Pergunta - E qual a leitura que você faz do jornalismo que tanto parece fasciná-lo?
Ravengar - Eu vejo que o jornalismo depois da internet  perdeu a essência de um profissional buscar a matéria além dos fatos. Hoje na internet o cara puxa uma coisa que vem de lá e se der uma barrigada vai todo mundo de uma vez só. Então, acho que o jornalista hoje obedece às regras que as faculdades ensinam dentro dessa expressão cibernética(!) mas acho que houve uma decadência de valores, que a gente percebe na vivência do dia a dia, nas programações. 
 
Pergunta  – E de lá de dentro, como você consegue ter essa visão do mundo e cá fora?
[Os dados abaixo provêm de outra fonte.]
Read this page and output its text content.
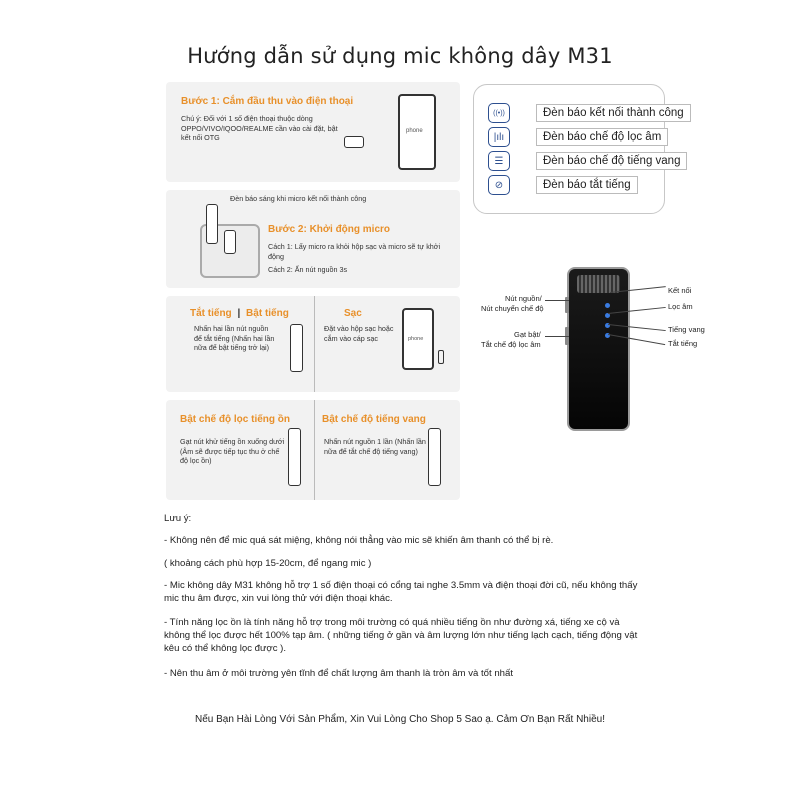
Hướng dẫn sử dụng mic không dây M31
Bước 1: Cắm đầu thu vào điện thoại
Chú ý: Đối với 1 số điện thoại thuộc dòng OPPO/VIVO/IQOO/REALME cần vào cài đặt, bật kết nối OTG
phone
Đèn báo sáng khi micro kết nối thành công
Bước 2: Khởi động micro
Cách 1: Lấy micro ra khỏi hộp sạc và micro sẽ tự khởi động
Cách 2: Ấn nút nguồn 3s
Tắt tiếng | Bật tiếng
Nhấn hai lần nút nguồn để tắt tiếng (Nhấn hai lần nữa để bật tiếng trở lại)
Sạc
Đặt vào hộp sạc hoặc cắm vào cáp sạc	phone
Bật chế độ lọc tiếng ồn
Gạt nút khử tiếng ồn xuống dưới (Âm sẽ được tiếp tục thu ở chế độ lọc ồn)
Bật chế độ tiếng vang
Nhấn nút nguồn 1 lần (Nhấn lần nữa để tắt chế độ tiếng vang)
((•))	Đèn báo kết nối thành công
|ılı	Đèn báo chế độ lọc âm
☰	Đèn báo chế độ tiếng vang
⊘	Đèn báo tắt tiếng
Nút nguồn/
Nút chuyển chế độ
Gạt bật/
Tắt chế độ lọc âm
Kết nối
Lọc âm
Tiếng vang
Tắt tiếng
Lưu ý:
- Không nên để mic quá sát miệng, không nói thẳng vào mic sẽ khiến âm thanh có thể bị rè.
( khoảng cách phù hợp 15-20cm, để ngang mic )
- Mic không dây M31 không hỗ trợ 1 số điện thoại có cổng tai nghe 3.5mm và điện thoại đời cũ, nếu không thấy mic thu âm được, xin vui lòng thử với điện thoại khác.
- Tính năng lọc ồn là tính năng hỗ trợ trong môi trường có quá nhiều tiếng ồn như đường xá, tiếng xe cộ và không thể lọc được hết 100% tạp âm. ( những tiếng ở gần và âm lượng lớn như tiếng lạch cạch, tiếng động vật kêu có thể không lọc được ).
- Nên thu âm ở môi trường yên tĩnh để chất lượng âm thanh là tròn âm và tốt nhất
Nếu Bạn Hài Lòng Với Sản Phẩm, Xin Vui Lòng Cho Shop 5 Sao ạ. Cảm Ơn Bạn Rất Nhiều!
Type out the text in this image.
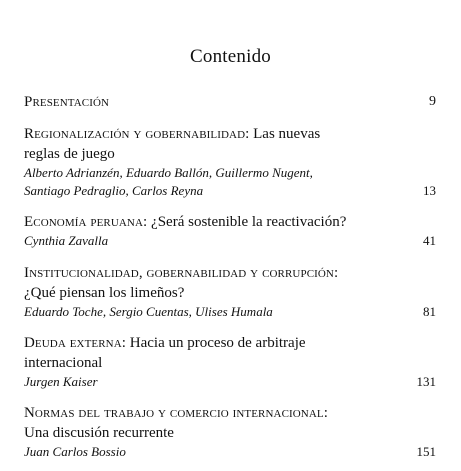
Contenido
Presentación	9
Regionalización y gobernabilidad: Las nuevas
reglas de juego
Alberto Adrianzén, Eduardo Ballón, Guillermo Nugent,
Santiago Pedraglio, Carlos Reyna	13
Economía peruana: ¿Será sostenible la reactivación?
Cynthia Zavalla	41
Institucionalidad, gobernabilidad y corrupción:
¿Qué piensan los limeños?
Eduardo Toche, Sergio Cuentas, Ulises Humala	81
Deuda externa: Hacia un proceso de arbitraje
internacional
Jurgen Kaiser	131
Normas del trabajo y comercio internacional:
Una discusión recurrente
Juan Carlos Bossio	151
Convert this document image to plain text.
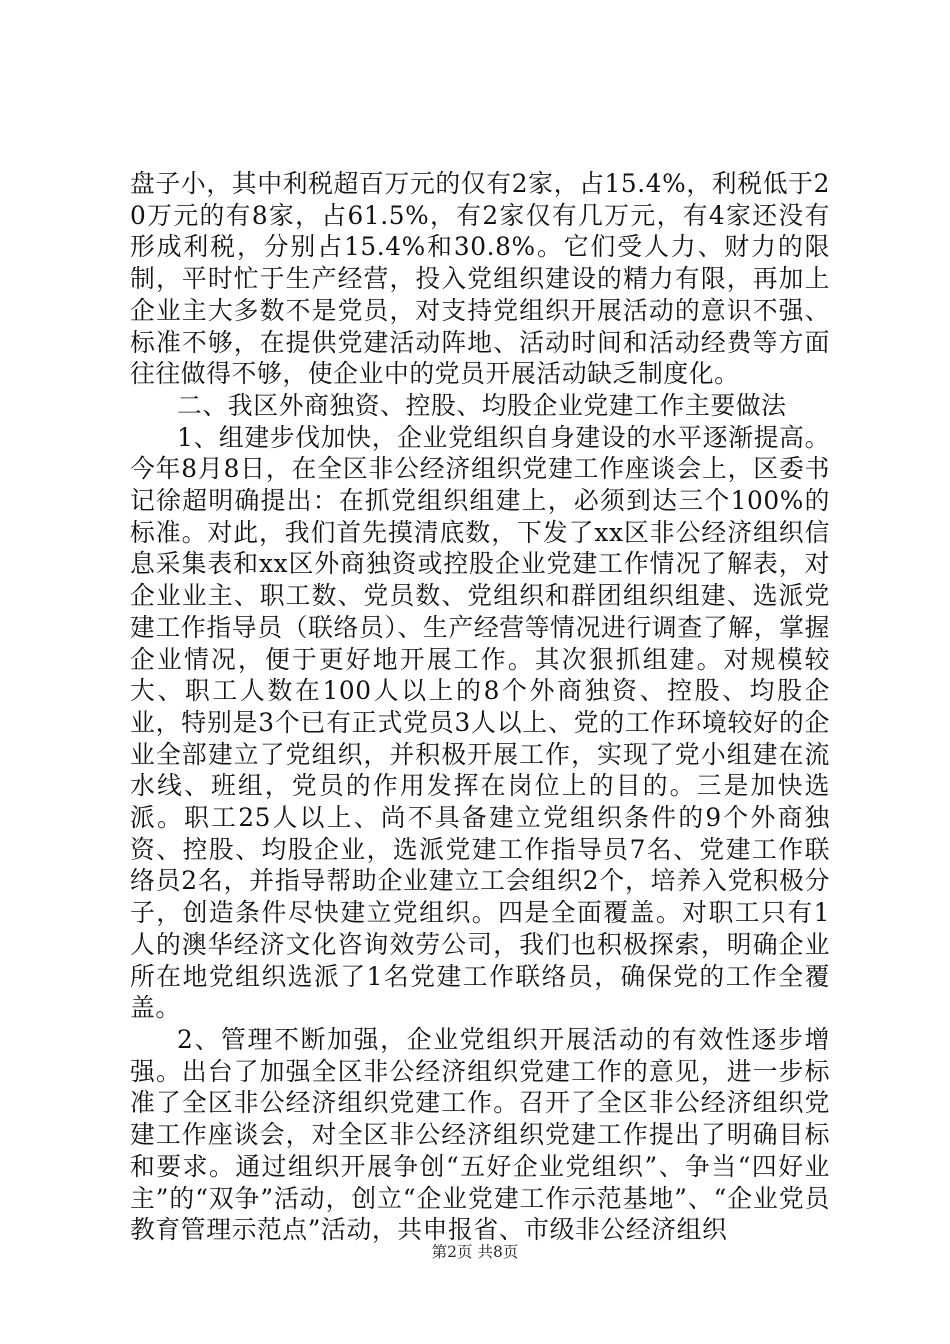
盘子小，其中利税超百万元的仅有2家，占15.4%，利税低于20万元的有8家，占61.5%，有2家仅有几万元，有4家还没有形成利税，分别占15.4%和30.8%。它们受人力、财力的限制，平时忙于生产经营，投入党组织建设的精力有限，再加上企业主大多数不是党员，对支持党组织开展活动的意识不强、标准不够，在提供党建活动阵地、活动时间和活动经费等方面往往做得不够，使企业中的党员开展活动缺乏制度化。

二、我区外商独资、控股、均股企业党建工作主要做法

1、组建步伐加快，企业党组织自身建设的水平逐渐提高。今年8月8日，在全区非公经济组织党建工作座谈会上，区委书记徐超明确提出：在抓党组织组建上，必须到达三个100%的标准。对此，我们首先摸清底数，下发了xx区非公经济组织信息采集表和xx区外商独资或控股企业党建工作情况了解表，对企业业主、职工数、党员数、党组织和群团组织组建、选派党建工作指导员（联络员）、生产经营等情况进行调查了解，掌握企业情况，便于更好地开展工作。其次狠抓组建。对规模较大、职工人数在100人以上的8个外商独资、控股、均股企业，特别是3个已有正式党员3人以上、党的工作环境较好的企业全部建立了党组织，并积极开展工作，实现了党小组建在流水线、班组，党员的作用发挥在岗位上的目的。三是加快选派。职工25人以上、尚不具备建立党组织条件的9个外商独资、控股、均股企业，选派党建工作指导员7名、党建工作联络员2名，并指导帮助企业建立工会组织2个，培养入党积极分子，创造条件尽快建立党组织。四是全面覆盖。对职工只有1人的澳华经济文化咨询效劳公司，我们也积极探索，明确企业所在地党组织选派了1名党建工作联络员，确保党的工作全覆盖。

2、管理不断加强，企业党组织开展活动的有效性逐步增强。出台了加强全区非公经济组织党建工作的意见，进一步标准了全区非公经济组织党建工作。召开了全区非公经济组织党建工作座谈会，对全区非公经济组织党建工作提出了明确目标和要求。通过组织开展争创“五好企业党组织”、争当“四好业主”的“双争”活动，创立“企业党建工作示范基地”、“企业党员教育管理示范点”活动，共申报省、市级非公经济组织

第2页 共8页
Ravengar – Lá a gente tem outra visão e eu descobri que gosto de ler. Acho que o que forma o cidadão é a leitura, a filosofia. Eu gosto de sociologia, que é o que alimenta a raça humana, porque a sociologia é uma das poucas culturas onde sua visão vai além do alcance da sua vista. Então, eu pauto muito por esse caminho e aí a gente vê as comunicações e vai interagindo, a gente vê as críticas e as programações. Estou escrevendo agora sobre as CPIs. Estou falando em CPIs e às vezes a forma como elas se arrastam já é um sinal para a sociedade da impunidade que vem ai. O Brasil é um país democrático, a gente vive numa civilização moderna, mas às vezes parece distante dos padrões dos países do primeiro mundo. 
 
Pergunta  – Você tem tido alucinação na cadeia a ponto de conversar com políticos, com gente que está no além?
Ravengar – A conversa em que procuro me espelhar é colocando meu sentimento em alguma entidade, sei lá, que eu acho e acredito que esteja me protegendo. Acredito numa entidade cósmica e acredito muito que a visão daquelas coisas flui de uma entidade. Sou um protegido de Deus, já sai de vários males e estou aqui firme e forte. 
 
Pergunta  – A cadeia ensina, Ravengar? O que você acha?
Ravengar – Se tiver força de vontade, ela ensina, sim, mas se não tiver, não. Mas o preso também é um ser humano. Sua pena deve ser cumprida, mas revista quando a lei lhe faculta esse direito. Ele não pode apodrecer na cadeia só por não ter um advogado. Por não ter a quem recorrer.  Se preso votasse, tudo seria diferente. E em diversos países já estão pensando nessa ideia. Aí iriam aparecer as pessoas interessadas em pegar essa massa que está atrás das grades, esses milhares de presos que advêm de milhares de famílias, esses milhares de votos e tratar com mais respeito. Acho que os políticos não se atentaram ainda. Hoje o sistema penal é muito frio. Manda dar comida ao preso, manda cumprir a pena dele e daí não recupera o ser humano. Na verdade esse tipo de cultura onde o preso vive numa ociosidade, onde convive esse tempo todo com a cabeça vazia, no tempo é negativa. 
 
Pergunta  – Com toda essa sua “filosofia” o que você fez para minorar essa situação lá dentro? É possível fazer algo detrás das grades?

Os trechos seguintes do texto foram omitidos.